We need to tell these kids why it matters for them to learn this ‘communal knowledge’. If we believe, as the architects of the Conservative revolution put it, that this knowledge belongs to everyone, we need to give them a case for possessing it.

In my last post, I made the case for curiosity in school from a scientific perspective. Children have access to more of their working memory when they’re curious. They remember more – even incidental information they come across. The latest neuroscience and cognitive science evidence indicates that curiosity is a high learning state.

Here, I’m giving the moral case for curiosity.

Rather than pretending the curriculum is self-evident, what if, before presenting them with the information, we told them why they were expected to learn it? From languages to mathematics, science to music, every single sentence in the curriculum would have a purpose.

And if we can’t justify each sentence? Maybe we need to rethink why we’re actually teaching it.
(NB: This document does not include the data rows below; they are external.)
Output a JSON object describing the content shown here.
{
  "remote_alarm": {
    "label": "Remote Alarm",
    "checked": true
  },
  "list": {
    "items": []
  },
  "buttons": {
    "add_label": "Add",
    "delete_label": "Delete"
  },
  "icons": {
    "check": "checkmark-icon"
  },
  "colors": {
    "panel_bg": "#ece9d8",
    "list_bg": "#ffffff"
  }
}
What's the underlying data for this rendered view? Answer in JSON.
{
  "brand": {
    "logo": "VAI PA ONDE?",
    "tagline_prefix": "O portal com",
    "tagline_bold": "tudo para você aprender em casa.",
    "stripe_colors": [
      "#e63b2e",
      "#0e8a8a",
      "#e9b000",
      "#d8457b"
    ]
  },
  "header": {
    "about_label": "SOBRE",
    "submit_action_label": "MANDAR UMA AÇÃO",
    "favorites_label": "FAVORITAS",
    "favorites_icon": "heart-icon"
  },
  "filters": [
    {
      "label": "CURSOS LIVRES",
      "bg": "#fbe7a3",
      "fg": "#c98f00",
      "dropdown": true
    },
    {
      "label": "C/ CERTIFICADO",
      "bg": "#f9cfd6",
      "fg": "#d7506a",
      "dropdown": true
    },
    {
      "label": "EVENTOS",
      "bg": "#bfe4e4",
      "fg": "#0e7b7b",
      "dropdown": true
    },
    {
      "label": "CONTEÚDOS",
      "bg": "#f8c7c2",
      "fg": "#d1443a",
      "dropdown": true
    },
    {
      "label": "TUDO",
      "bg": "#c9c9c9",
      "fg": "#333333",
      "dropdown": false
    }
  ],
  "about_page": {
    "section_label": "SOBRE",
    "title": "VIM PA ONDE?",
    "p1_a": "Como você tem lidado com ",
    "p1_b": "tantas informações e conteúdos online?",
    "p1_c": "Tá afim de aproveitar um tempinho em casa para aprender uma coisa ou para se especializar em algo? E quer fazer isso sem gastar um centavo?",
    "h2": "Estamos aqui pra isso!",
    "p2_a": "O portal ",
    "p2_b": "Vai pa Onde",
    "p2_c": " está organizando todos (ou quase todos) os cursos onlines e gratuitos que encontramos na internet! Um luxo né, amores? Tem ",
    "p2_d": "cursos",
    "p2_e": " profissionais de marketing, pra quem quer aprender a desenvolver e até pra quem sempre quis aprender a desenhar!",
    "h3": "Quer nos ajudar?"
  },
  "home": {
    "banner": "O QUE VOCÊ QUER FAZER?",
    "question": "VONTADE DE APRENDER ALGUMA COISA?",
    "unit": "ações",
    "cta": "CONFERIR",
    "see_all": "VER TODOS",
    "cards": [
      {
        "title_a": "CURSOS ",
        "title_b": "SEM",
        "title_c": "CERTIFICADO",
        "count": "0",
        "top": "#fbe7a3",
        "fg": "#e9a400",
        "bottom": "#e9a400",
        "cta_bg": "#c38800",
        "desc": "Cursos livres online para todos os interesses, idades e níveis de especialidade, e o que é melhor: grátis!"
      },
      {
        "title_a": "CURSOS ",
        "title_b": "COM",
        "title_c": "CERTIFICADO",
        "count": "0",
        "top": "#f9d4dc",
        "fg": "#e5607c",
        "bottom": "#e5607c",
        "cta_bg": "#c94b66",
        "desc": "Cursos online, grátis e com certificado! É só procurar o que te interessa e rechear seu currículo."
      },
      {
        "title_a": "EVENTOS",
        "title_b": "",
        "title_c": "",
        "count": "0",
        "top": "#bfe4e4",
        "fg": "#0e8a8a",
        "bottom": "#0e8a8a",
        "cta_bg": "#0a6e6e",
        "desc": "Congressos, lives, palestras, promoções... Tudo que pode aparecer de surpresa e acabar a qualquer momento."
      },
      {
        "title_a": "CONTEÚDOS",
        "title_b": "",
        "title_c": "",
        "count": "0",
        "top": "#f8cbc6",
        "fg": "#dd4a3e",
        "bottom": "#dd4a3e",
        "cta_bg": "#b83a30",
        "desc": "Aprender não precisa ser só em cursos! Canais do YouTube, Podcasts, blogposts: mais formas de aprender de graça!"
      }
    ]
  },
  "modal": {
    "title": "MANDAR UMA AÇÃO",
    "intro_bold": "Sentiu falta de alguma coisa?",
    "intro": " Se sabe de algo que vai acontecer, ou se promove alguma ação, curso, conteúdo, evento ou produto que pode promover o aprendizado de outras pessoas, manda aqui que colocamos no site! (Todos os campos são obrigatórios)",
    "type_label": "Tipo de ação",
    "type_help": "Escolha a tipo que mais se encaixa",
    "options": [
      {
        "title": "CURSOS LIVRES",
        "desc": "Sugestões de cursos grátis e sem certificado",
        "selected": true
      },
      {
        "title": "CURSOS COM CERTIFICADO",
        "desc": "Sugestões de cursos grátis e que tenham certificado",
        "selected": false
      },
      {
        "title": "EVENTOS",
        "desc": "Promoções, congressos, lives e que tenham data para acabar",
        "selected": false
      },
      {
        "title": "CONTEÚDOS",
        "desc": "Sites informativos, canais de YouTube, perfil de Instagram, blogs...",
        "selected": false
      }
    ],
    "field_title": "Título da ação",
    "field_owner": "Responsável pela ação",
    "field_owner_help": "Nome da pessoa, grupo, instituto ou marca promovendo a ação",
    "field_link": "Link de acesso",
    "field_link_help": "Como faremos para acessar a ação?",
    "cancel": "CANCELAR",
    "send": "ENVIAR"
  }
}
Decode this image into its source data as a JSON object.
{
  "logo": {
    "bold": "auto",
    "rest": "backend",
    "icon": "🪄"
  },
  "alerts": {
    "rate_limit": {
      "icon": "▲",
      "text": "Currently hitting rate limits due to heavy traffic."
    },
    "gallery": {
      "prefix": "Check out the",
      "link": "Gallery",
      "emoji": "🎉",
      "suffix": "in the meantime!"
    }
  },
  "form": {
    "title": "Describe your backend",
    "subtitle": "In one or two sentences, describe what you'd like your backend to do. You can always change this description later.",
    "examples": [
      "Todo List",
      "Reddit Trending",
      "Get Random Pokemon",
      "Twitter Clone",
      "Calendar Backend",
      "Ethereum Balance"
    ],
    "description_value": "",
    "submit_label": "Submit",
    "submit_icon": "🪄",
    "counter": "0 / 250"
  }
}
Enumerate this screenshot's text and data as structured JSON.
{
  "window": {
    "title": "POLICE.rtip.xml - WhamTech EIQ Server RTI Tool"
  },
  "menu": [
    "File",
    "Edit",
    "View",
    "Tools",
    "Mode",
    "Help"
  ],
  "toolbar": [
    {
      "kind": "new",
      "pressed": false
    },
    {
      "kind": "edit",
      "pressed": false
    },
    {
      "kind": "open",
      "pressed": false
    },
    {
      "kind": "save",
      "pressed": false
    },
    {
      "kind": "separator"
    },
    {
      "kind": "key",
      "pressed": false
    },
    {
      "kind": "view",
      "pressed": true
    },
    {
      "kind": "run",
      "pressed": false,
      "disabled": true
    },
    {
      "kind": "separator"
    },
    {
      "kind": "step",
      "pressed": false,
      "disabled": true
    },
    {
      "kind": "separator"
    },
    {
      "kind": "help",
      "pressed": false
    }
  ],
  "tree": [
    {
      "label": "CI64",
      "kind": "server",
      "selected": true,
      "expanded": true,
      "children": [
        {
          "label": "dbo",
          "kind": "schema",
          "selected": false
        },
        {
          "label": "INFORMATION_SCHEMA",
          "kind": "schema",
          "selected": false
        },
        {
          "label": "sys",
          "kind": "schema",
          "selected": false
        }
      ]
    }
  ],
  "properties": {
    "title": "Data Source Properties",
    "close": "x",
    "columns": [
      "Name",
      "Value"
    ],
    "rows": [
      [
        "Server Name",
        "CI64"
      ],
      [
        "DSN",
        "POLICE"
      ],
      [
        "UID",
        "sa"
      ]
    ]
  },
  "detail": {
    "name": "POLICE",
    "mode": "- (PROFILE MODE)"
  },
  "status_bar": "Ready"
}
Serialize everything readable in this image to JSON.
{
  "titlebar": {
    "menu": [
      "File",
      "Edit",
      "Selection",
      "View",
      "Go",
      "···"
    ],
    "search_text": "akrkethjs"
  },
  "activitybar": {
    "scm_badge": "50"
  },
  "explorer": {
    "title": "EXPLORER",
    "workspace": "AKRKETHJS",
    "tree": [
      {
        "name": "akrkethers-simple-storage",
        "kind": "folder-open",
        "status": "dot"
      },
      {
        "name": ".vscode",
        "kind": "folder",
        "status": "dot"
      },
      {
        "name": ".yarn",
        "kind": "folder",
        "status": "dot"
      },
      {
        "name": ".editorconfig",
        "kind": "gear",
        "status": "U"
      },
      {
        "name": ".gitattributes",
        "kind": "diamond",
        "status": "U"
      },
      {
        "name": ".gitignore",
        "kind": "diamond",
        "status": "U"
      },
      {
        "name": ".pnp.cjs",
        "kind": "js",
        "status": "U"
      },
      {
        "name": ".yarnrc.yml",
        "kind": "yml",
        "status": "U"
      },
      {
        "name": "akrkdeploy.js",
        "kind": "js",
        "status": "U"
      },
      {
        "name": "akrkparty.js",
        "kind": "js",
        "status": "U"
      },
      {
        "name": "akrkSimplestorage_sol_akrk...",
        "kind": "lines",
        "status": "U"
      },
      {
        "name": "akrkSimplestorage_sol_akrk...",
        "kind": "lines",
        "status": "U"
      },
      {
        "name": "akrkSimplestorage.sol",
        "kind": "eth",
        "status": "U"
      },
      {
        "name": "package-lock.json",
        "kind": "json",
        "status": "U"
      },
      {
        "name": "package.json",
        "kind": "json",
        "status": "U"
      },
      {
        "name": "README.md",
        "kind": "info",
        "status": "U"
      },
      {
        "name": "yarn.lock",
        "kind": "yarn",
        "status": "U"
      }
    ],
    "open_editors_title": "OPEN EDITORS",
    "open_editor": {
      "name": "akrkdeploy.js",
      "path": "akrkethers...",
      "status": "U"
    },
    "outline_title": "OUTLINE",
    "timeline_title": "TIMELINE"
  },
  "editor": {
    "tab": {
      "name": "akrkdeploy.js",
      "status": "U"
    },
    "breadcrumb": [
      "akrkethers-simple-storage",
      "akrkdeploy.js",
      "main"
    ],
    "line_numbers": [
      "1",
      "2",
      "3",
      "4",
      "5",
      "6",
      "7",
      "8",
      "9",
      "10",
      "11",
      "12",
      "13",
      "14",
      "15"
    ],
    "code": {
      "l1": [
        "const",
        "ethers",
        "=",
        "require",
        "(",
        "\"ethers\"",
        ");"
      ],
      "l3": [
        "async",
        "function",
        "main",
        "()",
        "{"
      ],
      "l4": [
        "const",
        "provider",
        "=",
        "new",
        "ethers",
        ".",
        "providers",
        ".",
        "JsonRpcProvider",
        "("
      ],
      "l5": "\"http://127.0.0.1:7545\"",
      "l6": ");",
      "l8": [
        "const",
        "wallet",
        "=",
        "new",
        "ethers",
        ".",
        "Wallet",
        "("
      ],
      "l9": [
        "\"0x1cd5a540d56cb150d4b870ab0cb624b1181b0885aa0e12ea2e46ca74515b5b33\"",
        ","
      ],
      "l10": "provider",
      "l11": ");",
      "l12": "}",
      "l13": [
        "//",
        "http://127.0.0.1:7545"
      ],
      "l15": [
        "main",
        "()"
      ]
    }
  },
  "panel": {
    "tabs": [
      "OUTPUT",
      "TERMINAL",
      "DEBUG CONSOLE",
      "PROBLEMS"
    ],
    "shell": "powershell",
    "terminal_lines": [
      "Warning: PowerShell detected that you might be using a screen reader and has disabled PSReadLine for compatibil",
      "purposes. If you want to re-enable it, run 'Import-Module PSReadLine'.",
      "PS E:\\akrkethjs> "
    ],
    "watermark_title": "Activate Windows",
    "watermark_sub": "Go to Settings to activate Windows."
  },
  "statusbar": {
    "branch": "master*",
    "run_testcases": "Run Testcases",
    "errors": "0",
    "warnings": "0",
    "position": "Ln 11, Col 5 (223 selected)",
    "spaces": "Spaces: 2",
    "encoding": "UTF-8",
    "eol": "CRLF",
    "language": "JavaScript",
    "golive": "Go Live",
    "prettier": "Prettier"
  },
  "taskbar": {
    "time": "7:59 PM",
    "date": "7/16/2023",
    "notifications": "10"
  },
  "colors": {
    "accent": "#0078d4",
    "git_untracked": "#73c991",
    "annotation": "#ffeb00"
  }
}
Curiosity – on an atomic level

This isn’t about making every lesson fun. It’s not about putting on costumes and dropping apples while pretending to be Sir Isaac Newton to learn about gravity. It’s about telling students why it matters to learn about gravity.

A couple of weeks after I gave those mock exams back, I was revising atomic structure with the class.

A student put her hand up. ‘But why do we need to know this?’

‘Because your first GCSE exam is in a month,’ I was about to snap back.

I caught myself.

Instead, I gave a rambling explanation centred on two ideas. First, the point of science is to understand the intrinsic structure of the universe – like, what the desk in front of you is made of, what you’re made of. When we find an answer, we ask a new question. Science is curiosity, systematised.

Second, I asked how long it took her phone to charge. For about ten minutes of that hour, on average, her phone had been powered by nuclear energy. Nuclear energy requires an understanding of atoms.

And the minutes that were powered by fossil fuels, driving global warming, sending species extinct and flooding whole communities? If we had nuclear fusion, fossil fuels might be a thing of the past. Maybe, when we understand more about atoms, we’ll have it.

It took a couple of minutes. Then we got back to the lesson.

During the starter, the student had been staring blankly at the desk. Now, her eyes lit up. She raised her hand to ask another question.

If only I’d tried this two years ago, I thought, when we had all the time in the world.